When the deal collapsed, Transport America's stock price fell. Soon after, the company announced plans to repurchase stock under the existing share repurchase plan. The company faced additional challenges in 2000 with driver retention and rising fuel costs. Profits also were impacted because a key customer temporarily decreased operations. Despite these problems, tractor productivity increased from the previous quarter and year, and the number of empty miles that were nonrevenue-producing was reduced.

In 2001 Transport America experienced declining revenues due to continuing weak economic conditions and a reduced number of shipments by primary customers in manufacturing, automotive, industrial, and retail. The company also was affected by less cargo movement in general in its primary geographic service areas. Reports for 2001 reflected a softer demand for freight movement, more empty miles, and fewer fuel surcharge dollars.

Transport America's third quarter operating ratio in 2001 was 96.3 percent, compared with 93.1 percent for the same quarter the previous year. Third quarter net earnings were $478,000 (0.7 percent of operating revenues), compared with $1.6 million (2.2 percent of operating revenues) for the same quarter in 2000. A sluggish economy reduced demand for Transport America's services by its primary customers.

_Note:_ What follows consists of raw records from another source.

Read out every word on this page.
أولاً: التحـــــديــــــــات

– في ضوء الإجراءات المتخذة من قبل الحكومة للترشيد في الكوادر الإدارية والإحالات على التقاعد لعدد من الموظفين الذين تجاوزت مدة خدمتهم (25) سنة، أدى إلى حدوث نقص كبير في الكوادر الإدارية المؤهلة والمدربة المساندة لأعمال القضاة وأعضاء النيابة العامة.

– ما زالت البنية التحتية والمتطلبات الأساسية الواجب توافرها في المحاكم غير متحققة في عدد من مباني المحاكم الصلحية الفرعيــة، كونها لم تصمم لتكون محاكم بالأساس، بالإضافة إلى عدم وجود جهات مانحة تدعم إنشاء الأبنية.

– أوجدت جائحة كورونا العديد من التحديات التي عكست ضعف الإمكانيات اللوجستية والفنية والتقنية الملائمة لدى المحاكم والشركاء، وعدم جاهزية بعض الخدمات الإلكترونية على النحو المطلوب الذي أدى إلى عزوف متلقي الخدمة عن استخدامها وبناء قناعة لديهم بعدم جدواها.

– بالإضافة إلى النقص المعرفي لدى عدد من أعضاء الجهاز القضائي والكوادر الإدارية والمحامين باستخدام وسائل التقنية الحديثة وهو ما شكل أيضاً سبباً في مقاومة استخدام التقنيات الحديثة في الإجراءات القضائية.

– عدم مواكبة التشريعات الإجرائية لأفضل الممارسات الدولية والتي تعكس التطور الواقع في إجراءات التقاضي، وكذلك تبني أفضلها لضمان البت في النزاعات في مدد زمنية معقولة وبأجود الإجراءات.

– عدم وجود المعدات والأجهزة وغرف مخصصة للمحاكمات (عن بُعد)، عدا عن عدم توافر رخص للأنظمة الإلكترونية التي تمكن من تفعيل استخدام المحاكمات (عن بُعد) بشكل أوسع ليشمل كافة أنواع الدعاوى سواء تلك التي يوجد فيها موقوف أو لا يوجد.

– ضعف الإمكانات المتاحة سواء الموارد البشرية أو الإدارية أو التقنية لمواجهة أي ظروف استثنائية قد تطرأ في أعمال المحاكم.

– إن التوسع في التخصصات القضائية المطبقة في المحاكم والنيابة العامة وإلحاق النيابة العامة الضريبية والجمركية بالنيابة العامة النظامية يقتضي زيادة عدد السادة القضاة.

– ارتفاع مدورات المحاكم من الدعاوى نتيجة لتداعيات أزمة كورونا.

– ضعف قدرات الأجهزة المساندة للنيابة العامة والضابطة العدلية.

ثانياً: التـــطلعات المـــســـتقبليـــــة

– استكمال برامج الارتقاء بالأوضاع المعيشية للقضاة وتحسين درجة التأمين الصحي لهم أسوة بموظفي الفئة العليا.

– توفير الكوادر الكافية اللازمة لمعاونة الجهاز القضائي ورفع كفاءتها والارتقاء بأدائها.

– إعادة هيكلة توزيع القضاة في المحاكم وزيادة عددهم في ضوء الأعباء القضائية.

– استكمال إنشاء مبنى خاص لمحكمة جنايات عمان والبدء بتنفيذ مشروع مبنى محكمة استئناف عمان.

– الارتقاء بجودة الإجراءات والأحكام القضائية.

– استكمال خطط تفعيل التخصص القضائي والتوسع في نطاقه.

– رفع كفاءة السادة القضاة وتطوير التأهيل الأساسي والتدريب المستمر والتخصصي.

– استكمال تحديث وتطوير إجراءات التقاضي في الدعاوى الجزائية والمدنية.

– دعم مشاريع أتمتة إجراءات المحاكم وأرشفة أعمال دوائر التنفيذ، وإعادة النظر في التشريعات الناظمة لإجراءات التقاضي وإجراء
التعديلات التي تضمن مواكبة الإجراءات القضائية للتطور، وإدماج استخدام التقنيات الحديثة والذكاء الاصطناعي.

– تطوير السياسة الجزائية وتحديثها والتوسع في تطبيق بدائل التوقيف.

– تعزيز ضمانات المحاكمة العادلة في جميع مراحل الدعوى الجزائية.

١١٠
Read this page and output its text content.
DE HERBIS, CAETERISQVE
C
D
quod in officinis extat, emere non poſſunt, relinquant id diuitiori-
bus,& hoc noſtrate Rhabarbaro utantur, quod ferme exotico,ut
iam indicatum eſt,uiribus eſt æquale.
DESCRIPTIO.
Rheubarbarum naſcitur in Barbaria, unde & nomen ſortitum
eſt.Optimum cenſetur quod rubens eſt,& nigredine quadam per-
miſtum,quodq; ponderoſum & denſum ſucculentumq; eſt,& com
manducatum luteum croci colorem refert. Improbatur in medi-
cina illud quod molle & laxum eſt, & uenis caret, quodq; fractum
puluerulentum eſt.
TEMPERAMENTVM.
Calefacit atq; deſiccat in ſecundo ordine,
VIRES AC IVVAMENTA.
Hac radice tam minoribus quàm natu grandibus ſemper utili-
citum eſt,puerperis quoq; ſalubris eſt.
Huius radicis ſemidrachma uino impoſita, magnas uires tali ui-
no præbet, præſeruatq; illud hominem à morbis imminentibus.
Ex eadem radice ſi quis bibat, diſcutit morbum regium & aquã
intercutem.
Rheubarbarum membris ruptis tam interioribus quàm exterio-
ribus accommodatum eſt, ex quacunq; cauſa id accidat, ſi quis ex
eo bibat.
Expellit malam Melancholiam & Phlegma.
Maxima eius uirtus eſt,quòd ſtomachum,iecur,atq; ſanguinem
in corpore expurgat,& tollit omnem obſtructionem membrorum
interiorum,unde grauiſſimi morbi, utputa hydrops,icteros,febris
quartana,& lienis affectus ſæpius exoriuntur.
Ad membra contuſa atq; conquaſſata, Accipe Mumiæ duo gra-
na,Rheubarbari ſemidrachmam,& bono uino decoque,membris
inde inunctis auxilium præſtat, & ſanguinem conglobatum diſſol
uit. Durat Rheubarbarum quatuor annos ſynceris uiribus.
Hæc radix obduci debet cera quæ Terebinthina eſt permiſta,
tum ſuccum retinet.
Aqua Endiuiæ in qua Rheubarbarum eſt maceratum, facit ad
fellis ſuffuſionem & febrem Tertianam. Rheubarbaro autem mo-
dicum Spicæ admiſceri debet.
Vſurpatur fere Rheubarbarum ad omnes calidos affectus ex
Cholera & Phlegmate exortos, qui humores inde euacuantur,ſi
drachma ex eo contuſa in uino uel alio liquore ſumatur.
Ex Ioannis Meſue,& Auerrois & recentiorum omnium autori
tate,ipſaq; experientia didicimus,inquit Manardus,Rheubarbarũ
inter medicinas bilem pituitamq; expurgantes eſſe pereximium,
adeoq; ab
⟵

2001: New Leadership and Technology Offshoot

Late in 2001 Transport America announced changes in its management team, naming Michael Paxton as president and chief executive officer. Paxton had served on the Transport America Board for more than six years. He was also president and CEO of Sunbeam Health and Safety Company. Robert Meyers was appointed president and CEO of a Transport America offshoot, Techgistics, a separate technology arm through which the company intended to pursue advancements in transportation technology. The company planned to enhance and market its internally designed and customized trucking software package through Techgistics.

Transport America's 2,200 tractors and nearly 6,000 trailers operated out of the Minnesota headquarters as well as service centers and terminals in Indiana, Wisconsin, Ohio, Iowa, Missouri, Texas, South Carolina, Georgia, and Pennsylvania. Its customer list in the early 21st century included many who relied on pickup and delivery of goods carried out in a narrow time frame. Its clients included Hon Company, P.P.G. Industries, Polaris Industries, Toys-R-Us, Wal-Mart, Sears, General Mills, Dupont, S.C. Johnson, Target, 3M, Federal Express, and Ford Motor Company.

A big part of the company's success continued to derive from its reputation for providing 100 percent on-time pickup and delivery within narrowly defined time frames, using minimal transit time, and conscientiously handling freight traffic details for customers. Transport America's biggest challenge in the early 21st century appeared to be maintaining its competitive edge against companies with greater financial resources, more equipment, and more hauling capability, not only other trucking firms, but also rail and air freight rivals.

Principal Subsidiaries: TA Logistics; Techgistics.

Principal Competitors: Covenant Transport; U.S. Xpress; Werner.